International condemnation of Israel has mounted as a result of the severity of the recent Israeli attacks, their destabilizing effect on the region, and the intransigent and unrepentant attitude of the Israelis. In an August 29 statement, the French Government supported the Lebanese call for a Security Council meeting and noted that "Lebanon has been the target of systematic bombardment and attacks for several weeks... France firmly condemns all acts of violence against Lebanon, its citizens and institutions and also against the people to whom it has given asylum."

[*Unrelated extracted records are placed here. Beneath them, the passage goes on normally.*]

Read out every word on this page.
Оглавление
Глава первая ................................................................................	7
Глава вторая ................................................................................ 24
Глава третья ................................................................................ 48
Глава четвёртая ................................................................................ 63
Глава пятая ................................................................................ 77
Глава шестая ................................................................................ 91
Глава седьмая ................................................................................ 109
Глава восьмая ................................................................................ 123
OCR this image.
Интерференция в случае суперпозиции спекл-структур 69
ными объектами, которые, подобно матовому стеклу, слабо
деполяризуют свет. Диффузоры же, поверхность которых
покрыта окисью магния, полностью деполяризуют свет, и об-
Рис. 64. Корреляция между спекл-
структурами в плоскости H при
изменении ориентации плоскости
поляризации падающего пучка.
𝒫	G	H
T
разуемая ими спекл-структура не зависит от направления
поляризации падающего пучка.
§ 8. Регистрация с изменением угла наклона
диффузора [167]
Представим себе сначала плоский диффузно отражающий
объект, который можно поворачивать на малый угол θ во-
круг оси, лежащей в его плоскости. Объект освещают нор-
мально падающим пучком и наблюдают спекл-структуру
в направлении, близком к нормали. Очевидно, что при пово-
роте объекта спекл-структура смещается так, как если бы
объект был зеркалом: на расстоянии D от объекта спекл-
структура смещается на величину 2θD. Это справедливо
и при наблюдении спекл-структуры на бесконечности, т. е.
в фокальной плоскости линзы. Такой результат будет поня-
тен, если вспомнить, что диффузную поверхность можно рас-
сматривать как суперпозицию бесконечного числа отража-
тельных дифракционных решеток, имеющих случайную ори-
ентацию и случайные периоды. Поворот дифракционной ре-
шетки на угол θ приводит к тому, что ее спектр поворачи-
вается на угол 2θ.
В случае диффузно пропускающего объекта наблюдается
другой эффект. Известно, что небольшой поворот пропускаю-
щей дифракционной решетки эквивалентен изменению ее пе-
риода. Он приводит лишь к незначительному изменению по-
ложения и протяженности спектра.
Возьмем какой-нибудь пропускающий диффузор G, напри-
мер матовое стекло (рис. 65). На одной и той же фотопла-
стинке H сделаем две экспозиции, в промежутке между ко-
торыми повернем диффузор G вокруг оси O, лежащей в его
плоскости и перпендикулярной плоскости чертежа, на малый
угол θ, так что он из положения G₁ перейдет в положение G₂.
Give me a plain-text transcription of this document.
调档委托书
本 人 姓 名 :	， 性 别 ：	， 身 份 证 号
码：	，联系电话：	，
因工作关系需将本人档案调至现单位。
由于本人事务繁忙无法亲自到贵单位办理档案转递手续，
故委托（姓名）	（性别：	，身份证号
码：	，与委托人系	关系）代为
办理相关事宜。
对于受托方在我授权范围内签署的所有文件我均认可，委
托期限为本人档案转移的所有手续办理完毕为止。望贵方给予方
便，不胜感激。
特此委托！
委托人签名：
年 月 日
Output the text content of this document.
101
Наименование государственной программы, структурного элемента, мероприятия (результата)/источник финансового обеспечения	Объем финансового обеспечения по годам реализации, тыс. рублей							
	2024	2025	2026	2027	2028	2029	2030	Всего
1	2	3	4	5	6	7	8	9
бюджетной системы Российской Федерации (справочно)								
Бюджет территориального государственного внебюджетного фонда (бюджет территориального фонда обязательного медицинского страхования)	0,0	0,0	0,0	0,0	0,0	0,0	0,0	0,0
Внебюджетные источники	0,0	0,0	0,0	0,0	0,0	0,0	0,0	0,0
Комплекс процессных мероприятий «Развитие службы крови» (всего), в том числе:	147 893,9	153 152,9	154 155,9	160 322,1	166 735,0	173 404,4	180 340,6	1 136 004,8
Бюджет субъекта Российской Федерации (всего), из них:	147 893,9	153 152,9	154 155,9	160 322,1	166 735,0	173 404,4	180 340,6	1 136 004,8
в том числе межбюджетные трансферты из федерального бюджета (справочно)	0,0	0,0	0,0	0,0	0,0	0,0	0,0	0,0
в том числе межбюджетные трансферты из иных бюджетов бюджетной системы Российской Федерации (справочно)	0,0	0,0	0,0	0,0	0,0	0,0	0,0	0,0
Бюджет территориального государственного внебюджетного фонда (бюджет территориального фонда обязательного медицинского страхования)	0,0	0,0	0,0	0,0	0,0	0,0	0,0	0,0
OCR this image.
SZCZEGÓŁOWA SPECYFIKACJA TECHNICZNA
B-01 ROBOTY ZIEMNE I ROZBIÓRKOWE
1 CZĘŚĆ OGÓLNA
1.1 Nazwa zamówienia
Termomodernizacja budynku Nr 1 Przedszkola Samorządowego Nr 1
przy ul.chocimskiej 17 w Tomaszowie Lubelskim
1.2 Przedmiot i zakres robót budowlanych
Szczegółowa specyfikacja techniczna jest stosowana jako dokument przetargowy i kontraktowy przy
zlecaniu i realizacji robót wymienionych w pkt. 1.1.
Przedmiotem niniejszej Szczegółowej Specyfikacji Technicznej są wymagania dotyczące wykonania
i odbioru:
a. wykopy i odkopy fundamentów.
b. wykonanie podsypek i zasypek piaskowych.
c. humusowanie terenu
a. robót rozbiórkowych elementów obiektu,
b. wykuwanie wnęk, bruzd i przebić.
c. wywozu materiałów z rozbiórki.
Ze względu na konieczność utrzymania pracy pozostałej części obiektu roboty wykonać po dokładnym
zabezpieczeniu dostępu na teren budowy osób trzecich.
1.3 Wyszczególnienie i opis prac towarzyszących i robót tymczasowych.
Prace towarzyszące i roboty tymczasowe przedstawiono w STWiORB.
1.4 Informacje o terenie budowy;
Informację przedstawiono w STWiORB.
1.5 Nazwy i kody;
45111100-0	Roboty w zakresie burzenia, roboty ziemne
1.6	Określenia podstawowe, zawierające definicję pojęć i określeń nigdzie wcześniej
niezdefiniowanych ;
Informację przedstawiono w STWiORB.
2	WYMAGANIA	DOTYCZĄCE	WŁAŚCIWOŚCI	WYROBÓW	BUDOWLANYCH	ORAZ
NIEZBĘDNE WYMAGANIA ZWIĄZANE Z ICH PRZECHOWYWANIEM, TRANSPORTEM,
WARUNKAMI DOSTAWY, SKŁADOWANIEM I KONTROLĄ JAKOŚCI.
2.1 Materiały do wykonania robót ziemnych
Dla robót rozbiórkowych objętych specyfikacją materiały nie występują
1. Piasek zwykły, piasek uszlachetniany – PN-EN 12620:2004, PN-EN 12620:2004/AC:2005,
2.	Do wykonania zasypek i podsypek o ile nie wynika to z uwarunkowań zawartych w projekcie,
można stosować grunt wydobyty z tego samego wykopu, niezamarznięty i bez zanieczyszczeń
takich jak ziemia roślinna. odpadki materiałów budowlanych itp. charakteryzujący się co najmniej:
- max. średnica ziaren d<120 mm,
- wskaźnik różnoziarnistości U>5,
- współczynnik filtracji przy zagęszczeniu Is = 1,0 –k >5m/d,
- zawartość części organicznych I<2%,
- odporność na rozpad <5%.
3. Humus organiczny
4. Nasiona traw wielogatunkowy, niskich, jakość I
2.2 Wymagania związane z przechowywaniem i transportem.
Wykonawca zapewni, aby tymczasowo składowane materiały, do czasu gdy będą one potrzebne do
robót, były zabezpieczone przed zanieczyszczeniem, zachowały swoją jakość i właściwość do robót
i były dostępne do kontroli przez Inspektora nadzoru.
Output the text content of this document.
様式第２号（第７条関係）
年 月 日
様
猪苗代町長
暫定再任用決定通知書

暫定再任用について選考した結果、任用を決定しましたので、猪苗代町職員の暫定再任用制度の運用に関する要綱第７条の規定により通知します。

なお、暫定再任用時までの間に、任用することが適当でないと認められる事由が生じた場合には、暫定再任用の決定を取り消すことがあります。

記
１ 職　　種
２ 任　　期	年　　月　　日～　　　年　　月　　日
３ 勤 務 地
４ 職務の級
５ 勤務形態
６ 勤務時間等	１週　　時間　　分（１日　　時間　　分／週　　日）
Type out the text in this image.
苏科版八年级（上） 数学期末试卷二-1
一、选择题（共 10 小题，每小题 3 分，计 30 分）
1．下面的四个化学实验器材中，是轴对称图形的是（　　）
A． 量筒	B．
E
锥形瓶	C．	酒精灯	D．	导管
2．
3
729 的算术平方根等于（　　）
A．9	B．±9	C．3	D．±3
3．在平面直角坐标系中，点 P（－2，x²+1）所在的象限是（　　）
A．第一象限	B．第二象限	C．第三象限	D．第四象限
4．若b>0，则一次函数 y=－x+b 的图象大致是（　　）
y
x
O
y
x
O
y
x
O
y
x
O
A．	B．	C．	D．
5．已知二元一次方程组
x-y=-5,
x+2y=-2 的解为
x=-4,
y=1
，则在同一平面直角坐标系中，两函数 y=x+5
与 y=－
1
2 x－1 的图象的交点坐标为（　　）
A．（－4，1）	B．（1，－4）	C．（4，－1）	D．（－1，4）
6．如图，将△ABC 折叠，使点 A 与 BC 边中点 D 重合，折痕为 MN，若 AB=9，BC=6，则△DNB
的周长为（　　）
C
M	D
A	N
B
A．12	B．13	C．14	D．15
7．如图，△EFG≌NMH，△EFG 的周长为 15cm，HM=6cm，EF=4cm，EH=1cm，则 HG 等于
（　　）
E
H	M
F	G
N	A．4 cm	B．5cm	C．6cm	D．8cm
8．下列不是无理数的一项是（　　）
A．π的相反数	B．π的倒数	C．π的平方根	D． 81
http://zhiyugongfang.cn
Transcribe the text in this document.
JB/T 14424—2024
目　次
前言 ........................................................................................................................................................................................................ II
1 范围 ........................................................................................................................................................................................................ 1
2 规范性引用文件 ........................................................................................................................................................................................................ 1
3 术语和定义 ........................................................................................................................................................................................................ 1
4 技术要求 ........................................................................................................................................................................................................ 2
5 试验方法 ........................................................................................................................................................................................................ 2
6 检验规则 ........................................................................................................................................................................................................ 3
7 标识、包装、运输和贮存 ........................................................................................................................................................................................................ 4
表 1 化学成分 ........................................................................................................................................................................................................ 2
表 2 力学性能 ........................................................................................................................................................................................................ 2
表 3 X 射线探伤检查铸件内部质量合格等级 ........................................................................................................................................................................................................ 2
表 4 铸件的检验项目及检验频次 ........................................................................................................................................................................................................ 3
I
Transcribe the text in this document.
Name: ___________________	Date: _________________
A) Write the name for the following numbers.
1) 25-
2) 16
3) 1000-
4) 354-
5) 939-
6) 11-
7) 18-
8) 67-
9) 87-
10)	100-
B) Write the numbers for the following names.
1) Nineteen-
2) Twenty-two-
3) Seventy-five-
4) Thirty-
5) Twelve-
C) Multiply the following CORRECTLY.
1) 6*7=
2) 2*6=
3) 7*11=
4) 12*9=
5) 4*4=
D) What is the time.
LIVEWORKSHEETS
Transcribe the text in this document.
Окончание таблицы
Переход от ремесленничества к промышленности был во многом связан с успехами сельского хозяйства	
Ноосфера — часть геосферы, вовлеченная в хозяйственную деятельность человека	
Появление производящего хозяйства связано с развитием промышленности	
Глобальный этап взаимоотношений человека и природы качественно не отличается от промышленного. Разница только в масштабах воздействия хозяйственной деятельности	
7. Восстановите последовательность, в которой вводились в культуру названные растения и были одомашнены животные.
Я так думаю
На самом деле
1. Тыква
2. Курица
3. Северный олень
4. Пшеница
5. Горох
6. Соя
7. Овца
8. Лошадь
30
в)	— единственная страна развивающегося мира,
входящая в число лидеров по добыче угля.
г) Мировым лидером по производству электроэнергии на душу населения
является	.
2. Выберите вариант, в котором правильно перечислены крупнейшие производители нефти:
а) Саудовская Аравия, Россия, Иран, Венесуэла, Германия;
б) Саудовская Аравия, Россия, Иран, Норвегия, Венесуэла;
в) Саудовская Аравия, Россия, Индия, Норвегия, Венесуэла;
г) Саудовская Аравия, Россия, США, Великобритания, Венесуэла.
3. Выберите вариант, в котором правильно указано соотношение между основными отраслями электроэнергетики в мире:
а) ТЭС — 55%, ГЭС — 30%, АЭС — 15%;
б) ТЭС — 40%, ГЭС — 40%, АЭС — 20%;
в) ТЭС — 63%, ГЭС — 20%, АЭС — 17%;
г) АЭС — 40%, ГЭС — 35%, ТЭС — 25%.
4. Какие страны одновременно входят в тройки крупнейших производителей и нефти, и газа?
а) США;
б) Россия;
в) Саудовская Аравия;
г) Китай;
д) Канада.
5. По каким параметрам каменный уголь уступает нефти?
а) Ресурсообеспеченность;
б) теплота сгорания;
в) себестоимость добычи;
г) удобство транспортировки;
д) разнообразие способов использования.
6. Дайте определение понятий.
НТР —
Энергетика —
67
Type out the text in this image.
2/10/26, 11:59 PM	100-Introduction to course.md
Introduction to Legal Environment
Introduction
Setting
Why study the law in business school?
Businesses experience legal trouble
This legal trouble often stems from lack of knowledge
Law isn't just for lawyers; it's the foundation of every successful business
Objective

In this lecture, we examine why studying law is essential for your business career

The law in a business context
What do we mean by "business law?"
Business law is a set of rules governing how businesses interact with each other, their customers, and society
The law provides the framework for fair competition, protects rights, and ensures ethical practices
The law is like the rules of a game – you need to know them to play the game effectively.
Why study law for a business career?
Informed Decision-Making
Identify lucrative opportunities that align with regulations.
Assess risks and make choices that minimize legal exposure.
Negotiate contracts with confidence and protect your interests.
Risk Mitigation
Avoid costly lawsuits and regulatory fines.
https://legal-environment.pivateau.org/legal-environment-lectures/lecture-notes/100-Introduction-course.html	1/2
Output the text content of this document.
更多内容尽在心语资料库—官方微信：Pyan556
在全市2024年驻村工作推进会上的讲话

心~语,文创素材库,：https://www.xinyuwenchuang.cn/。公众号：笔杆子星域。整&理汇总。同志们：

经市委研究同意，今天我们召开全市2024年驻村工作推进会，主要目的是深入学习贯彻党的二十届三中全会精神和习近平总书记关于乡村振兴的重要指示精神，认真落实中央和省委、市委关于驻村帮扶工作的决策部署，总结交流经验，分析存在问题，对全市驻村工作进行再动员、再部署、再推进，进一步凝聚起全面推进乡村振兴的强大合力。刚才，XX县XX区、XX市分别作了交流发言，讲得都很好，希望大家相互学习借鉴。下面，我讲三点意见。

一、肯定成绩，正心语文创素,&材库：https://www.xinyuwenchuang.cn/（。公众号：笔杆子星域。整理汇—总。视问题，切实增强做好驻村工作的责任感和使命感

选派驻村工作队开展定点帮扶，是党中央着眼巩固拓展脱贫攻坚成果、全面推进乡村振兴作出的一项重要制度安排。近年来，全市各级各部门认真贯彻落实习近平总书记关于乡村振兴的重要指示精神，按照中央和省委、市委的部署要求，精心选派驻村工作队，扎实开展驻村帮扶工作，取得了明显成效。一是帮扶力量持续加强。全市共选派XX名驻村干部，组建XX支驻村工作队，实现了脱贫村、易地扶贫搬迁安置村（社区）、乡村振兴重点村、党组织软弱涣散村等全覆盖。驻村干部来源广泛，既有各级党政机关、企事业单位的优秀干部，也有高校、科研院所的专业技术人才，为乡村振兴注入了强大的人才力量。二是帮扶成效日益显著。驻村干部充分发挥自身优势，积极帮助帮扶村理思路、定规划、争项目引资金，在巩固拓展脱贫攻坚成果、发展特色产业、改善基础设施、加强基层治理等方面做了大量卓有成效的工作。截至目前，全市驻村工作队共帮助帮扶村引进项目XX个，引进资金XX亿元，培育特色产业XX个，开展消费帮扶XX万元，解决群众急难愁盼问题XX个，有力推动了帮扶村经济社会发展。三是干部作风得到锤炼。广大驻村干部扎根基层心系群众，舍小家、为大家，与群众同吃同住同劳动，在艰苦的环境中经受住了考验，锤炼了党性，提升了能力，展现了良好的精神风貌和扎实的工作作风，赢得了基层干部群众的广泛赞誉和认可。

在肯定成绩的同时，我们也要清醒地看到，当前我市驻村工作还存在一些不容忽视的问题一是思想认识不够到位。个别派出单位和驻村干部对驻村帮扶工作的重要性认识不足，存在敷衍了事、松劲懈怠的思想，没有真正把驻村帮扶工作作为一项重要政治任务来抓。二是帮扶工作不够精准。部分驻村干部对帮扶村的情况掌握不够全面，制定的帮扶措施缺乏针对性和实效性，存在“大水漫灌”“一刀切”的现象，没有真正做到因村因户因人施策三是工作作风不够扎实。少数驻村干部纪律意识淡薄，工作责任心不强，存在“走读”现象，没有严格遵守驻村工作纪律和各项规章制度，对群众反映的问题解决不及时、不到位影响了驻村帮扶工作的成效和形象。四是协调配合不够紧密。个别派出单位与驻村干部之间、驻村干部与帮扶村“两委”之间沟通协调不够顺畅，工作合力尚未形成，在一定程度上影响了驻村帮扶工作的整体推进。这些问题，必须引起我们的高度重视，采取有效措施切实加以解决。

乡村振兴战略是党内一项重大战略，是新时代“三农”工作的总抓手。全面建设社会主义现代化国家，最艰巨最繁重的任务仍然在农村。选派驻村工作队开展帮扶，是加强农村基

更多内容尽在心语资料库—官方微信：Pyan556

In concluding the Security Council debate on Lebanon, Andrew Young, outgoing U.S. Ambassador to the UN, gave a sharply-worded criticism of Israeli policy, with the "full authority of the United States government." Young said: "We condemn the policy of artillery shelling and pre-emptive attacks on Lebanese towns, villages, and refugee camps which Israel and the armed Lebanese groups Israel supports have followed in recent months... We cannot and do not agree with Israel's military policies in Lebanon. They are wrong and unacceptable to my government." Young's statement, the harshest U-S. criticism to date, reflects a growing U.S. concern that the explosive situation in South Lebanon will endanger the U.S.-engineered Israeli-Egyptian treaty and the "autonomy" talks now in progress, as well as harming U.S-Arab relations in general.

OPERATION LITANI II?

To date, Israeli leaders have shown themselves prepared to flaunt world, and even U.S., opinion to continue their military campaign in South Lebanon. With momentum developing for an international consensus affirming Palestinian rights, including the right of self-determination, Israel is responding in the language it knows so well: force. The ominous possibility exists of another Israeli expansion into Lebanon, similar to the March 1978 "Operation Litani" invasion. Such a massive invasion clearly has already been planned by Israeli strategists and like the original Operation Litani, will be implemented in Israel thinks the conditions are favorable.